GENTILEZA É UMA FORMA DE ABRAÇO << SORAYA JORDÃO
Acordei atrasada, indisposta, irritada. Acabo de lembrar que não paguei o IPVA. O
remédio que deveria ingerir antes do café, esqueci de comprar. O achocolatado próprio
para diabéticos, que eu pretendia beber antes de sair, alguém pegou o último. No
banheiro, minha irmã enfrenta uma gastroenterite.
Não acho meu celular. Cadê a chave? Pronto! Entro no carro, ligo o rádio. A primeira
notícia avisa que o trânsito está infernal por conta do fim das férias escolares. Já sei que
a saída da minha garagem, sempre desgastante, será um desafio. Ninguém mais dá a
vez nesse mundo de urgências. A editora me pergunta pela crônica que eu deveria ter
postado hoje cedo. Confundi as datas, não fiz. Abro o portão da garagem, tudo parado.

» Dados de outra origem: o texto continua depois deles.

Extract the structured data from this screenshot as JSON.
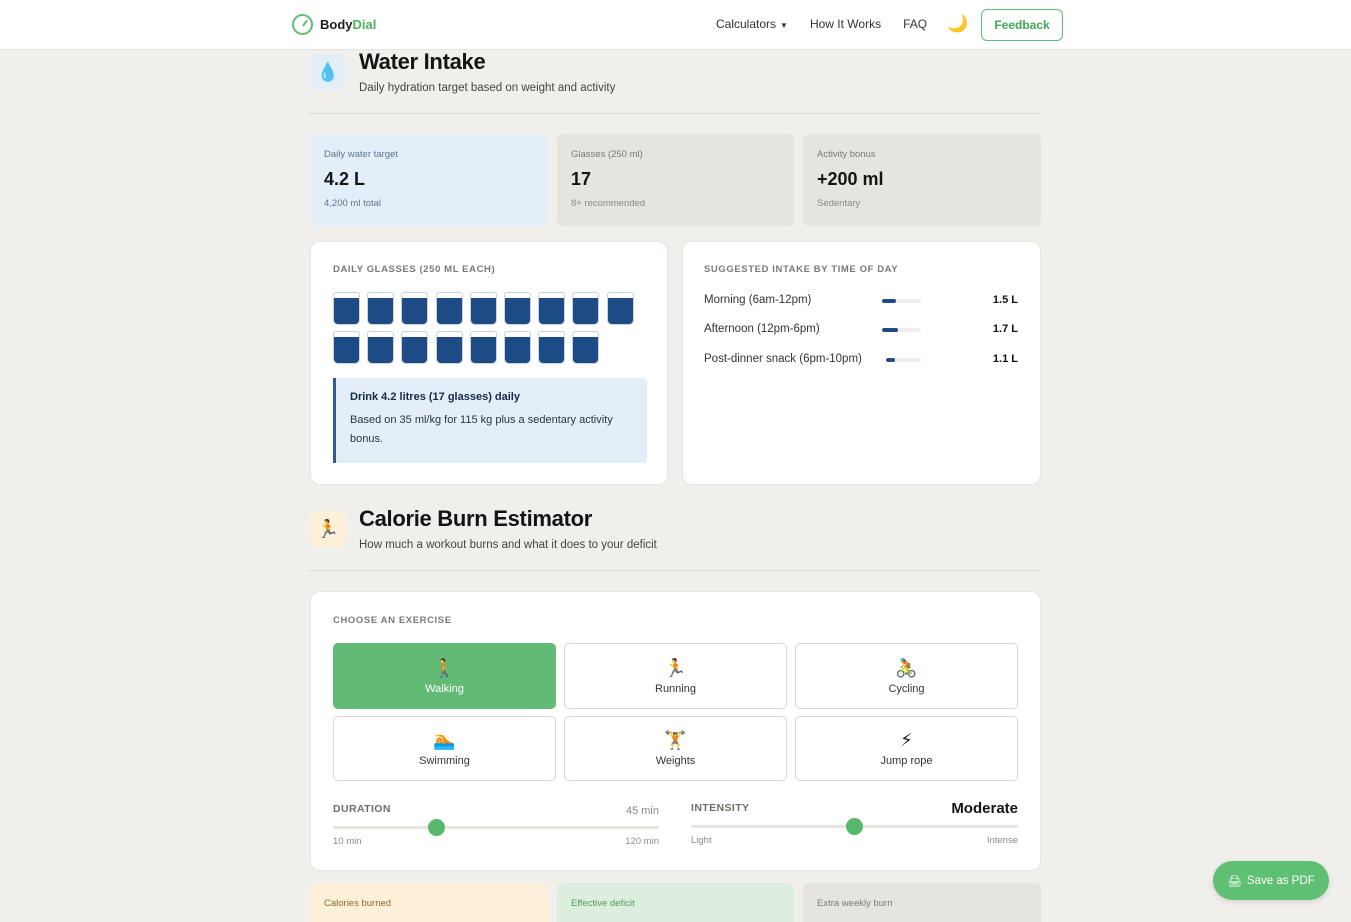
{
  "header": {
    "logo_part1": "Body",
    "logo_part2": "Dial",
    "nav": [
      "Calculators",
      "How It Works",
      "FAQ"
    ],
    "dropdown_caret": "▼",
    "theme_icon": "🌙",
    "feedback_label": "Feedback"
  },
  "water": {
    "icon": "💧",
    "title": "Water Intake",
    "subtitle": "Daily hydration target based on weight and activity",
    "stats": [
      {
        "label": "Daily water target",
        "value": "4.2 L",
        "note": "4,200 ml total"
      },
      {
        "label": "Glasses (250 ml)",
        "value": "17",
        "note": "8+ recommended"
      },
      {
        "label": "Activity bonus",
        "value": "+200 ml",
        "note": "Sedentary"
      }
    ],
    "glasses_caption": "Daily glasses (250 ml each)",
    "glasses_count": 17,
    "tip_title": "Drink 4.2 litres (17 glasses) daily",
    "tip_body": "Based on 35 ml/kg for 115 kg plus a sedentary activity bonus.",
    "schedule_caption": "Suggested intake by time of day",
    "schedule": [
      {
        "name": "Morning (6am-12pm)",
        "value": "1.5 L",
        "liters": 1.5
      },
      {
        "name": "Afternoon (12pm-6pm)",
        "value": "1.7 L",
        "liters": 1.7
      },
      {
        "name": "Post-dinner snack (6pm-10pm)",
        "value": "1.1 L",
        "liters": 1.1
      }
    ]
  },
  "calorie": {
    "icon": "🏃",
    "title": "Calorie Burn Estimator",
    "subtitle": "How much a workout burns and what it does to your deficit",
    "exercise_caption": "Choose an exercise",
    "exercises": [
      {
        "icon": "🚶",
        "label": "Walking",
        "active": true
      },
      {
        "icon": "🏃",
        "label": "Running",
        "active": false
      },
      {
        "icon": "🚴",
        "label": "Cycling",
        "active": false
      },
      {
        "icon": "🏊",
        "label": "Swimming",
        "active": false
      },
      {
        "icon": "🏋️",
        "label": "Weights",
        "active": false
      },
      {
        "icon": "⚡",
        "label": "Jump rope",
        "active": false
      }
    ],
    "duration": {
      "label": "DURATION",
      "value_text": "45 min",
      "min_label": "10 min",
      "max_label": "120 min",
      "min": 10,
      "max": 120,
      "value": 45
    },
    "intensity": {
      "label": "INTENSITY",
      "value_text": "Moderate",
      "min_label": "Light",
      "max_label": "Intense",
      "level": 0.5
    },
    "result_labels": [
      "Calories burned",
      "Effective deficit",
      "Extra weekly burn"
    ]
  },
  "pdf_button": {
    "icon": "🖨",
    "label": "Save as PDF"
  },
  "colors": {
    "accent": "#5fbf73",
    "water_fill": "#1c4b86"
  }
}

Vontade de desistir. Voltar para cama e esperar a TPM da vida passar. Hoje ela está
para confusão.
Ouço uma buzina. O motorista sorri e me dá passagem.
Queria parar o trânsito, descer do carro e abraçá-lo. Gritar para o mundo que ainda
existem pessoas boas, que não se deixam vencer pela pressa dos dias vazios.
Como não fiz isso, escrevo essa crônica como testemunho do poder regenerativo da
gentileza.
Ninguém abraça ou faz laço sozinho.
Segui o dia esbarrando com pendências, entraves, desafios, mas persistiu em mim um
sorriso de paz.
Obrigada, moço, por escolher ser generoso.